🤖 AI Summary
This study addresses the challenge of predicting voxel-wise BOLD signal dynamics in human resting-state fMRI 7.2 seconds into the future, using only 23.04 seconds of raw time-series data. We propose the first whole-brain, voxel-level 4D Shifted Window Transformer (4D Swin Transformer), which directly models spatiotemporal dependencies across all four dimensions (x, y, z, t) without spatial downsampling, regional parcellation, or functional aggregation. The architecture comprises a 4D Swin encoder and a lightweight convolutional decoder, trained and validated on resting-state fMRI data (REST1) from 100 unrelated subjects in the Human Connectome Project.

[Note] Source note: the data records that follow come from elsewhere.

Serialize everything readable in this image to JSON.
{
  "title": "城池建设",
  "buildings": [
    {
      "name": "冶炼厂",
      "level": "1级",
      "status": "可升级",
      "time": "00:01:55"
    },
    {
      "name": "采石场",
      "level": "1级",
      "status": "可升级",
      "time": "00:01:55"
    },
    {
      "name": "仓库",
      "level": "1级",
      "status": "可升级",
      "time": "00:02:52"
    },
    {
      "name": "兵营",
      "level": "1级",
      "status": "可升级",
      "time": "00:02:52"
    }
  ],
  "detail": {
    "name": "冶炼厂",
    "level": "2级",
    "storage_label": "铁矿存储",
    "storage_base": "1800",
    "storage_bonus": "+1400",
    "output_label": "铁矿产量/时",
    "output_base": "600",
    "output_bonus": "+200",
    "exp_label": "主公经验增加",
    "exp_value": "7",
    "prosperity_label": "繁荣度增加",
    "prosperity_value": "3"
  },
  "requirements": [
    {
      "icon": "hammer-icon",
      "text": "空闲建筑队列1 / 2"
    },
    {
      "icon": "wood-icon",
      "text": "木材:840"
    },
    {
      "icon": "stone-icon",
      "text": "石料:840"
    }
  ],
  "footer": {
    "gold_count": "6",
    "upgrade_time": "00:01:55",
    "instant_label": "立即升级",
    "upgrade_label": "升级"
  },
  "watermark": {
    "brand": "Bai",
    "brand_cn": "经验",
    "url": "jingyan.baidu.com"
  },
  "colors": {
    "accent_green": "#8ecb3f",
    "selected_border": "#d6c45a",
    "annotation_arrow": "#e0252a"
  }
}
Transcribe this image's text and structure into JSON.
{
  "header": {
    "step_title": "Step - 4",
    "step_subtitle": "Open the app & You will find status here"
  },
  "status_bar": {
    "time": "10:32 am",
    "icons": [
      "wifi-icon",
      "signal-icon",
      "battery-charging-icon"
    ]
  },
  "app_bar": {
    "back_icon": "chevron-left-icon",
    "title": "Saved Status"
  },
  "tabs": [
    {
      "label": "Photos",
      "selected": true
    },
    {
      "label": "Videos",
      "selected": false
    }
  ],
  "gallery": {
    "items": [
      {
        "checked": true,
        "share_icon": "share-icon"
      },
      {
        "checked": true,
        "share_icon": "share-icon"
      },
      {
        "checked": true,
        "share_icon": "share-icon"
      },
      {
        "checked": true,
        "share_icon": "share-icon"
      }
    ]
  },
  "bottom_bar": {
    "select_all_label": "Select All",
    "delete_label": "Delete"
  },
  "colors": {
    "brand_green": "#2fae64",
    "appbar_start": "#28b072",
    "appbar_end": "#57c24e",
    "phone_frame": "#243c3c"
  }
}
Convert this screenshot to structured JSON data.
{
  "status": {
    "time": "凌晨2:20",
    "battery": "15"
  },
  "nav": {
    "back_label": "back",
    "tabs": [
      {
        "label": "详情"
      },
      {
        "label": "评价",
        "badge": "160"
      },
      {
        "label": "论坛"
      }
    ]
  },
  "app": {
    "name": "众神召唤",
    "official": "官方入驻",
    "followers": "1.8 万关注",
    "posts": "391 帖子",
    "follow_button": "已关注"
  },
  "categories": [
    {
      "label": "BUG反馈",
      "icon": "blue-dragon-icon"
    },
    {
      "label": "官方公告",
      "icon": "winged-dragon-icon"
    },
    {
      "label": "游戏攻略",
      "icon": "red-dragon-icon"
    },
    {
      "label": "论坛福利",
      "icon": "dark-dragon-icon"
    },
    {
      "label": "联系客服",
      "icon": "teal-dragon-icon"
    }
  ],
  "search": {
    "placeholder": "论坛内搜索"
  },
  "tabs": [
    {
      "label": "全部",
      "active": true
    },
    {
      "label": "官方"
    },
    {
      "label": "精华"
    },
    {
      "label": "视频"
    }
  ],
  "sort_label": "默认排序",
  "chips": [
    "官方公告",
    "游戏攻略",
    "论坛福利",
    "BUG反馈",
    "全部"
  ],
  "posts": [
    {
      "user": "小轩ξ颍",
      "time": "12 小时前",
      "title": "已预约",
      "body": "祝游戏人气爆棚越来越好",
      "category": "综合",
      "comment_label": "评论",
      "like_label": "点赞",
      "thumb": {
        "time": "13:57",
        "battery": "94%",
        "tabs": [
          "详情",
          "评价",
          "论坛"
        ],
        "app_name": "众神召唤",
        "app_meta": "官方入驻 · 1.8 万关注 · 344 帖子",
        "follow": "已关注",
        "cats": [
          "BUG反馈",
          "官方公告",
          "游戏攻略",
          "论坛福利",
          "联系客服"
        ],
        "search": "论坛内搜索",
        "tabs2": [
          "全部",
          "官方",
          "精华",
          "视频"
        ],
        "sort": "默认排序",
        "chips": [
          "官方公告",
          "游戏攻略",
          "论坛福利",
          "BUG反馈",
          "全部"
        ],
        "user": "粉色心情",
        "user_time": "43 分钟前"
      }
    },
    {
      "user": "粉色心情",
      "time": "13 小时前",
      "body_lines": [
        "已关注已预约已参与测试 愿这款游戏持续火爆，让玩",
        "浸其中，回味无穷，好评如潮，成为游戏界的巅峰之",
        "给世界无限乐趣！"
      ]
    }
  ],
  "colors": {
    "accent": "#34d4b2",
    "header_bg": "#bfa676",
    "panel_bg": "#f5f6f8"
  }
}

Results demonstrate that predicted signals faithfully reproduce ground-truth BOLD contrast and inter-voxel dynamic coupling patterns, achieving high-fidelity spatiotemporal reconstruction at the native 1.6 mm³ isotropic resolution. This work establishes a novel paradigm for accelerating fMRI acquisition, enabling real-time dynamic brain–computer interfaces, and probing intrinsic neurodynamics.
📝 Abstract
Understanding brain dynamics is important for neuroscience and mental health. Functional magnetic resonance imaging (fMRI) enables the measurement of neural activities through blood-oxygen-level-dependent (BOLD) signals, which represent brain states. In this study, we aim to predict future human resting brain states with fMRI. Due to the 3D voxel-wise spatial organization and temporal dependencies of the fMRI data, we propose a novel architecture which employs a 4D Shifted Window (Swin) Transformer as encoder to efficiently learn spatio-temporal information and a convolutional decoder to enable brain state prediction at the same spatial and temporal resolution as the input fMRI data. We used 100 unrelated subjects from the Human Connectome Project (HCP) for model training and testing. Our novel model has shown high accuracy when predicting 7.2s resting-state brain activities based on the prior 23.04s fMRI time series. The predicted brain states highly resemble BOLD contrast and dynamics. This work shows promising evidence that the spatiotemporal organization of the human brain can be learned by a Swin Transformer model, at high resolution, which provides a potential for reducing the fMRI scan time and the development of brain-computer interfaces in the future.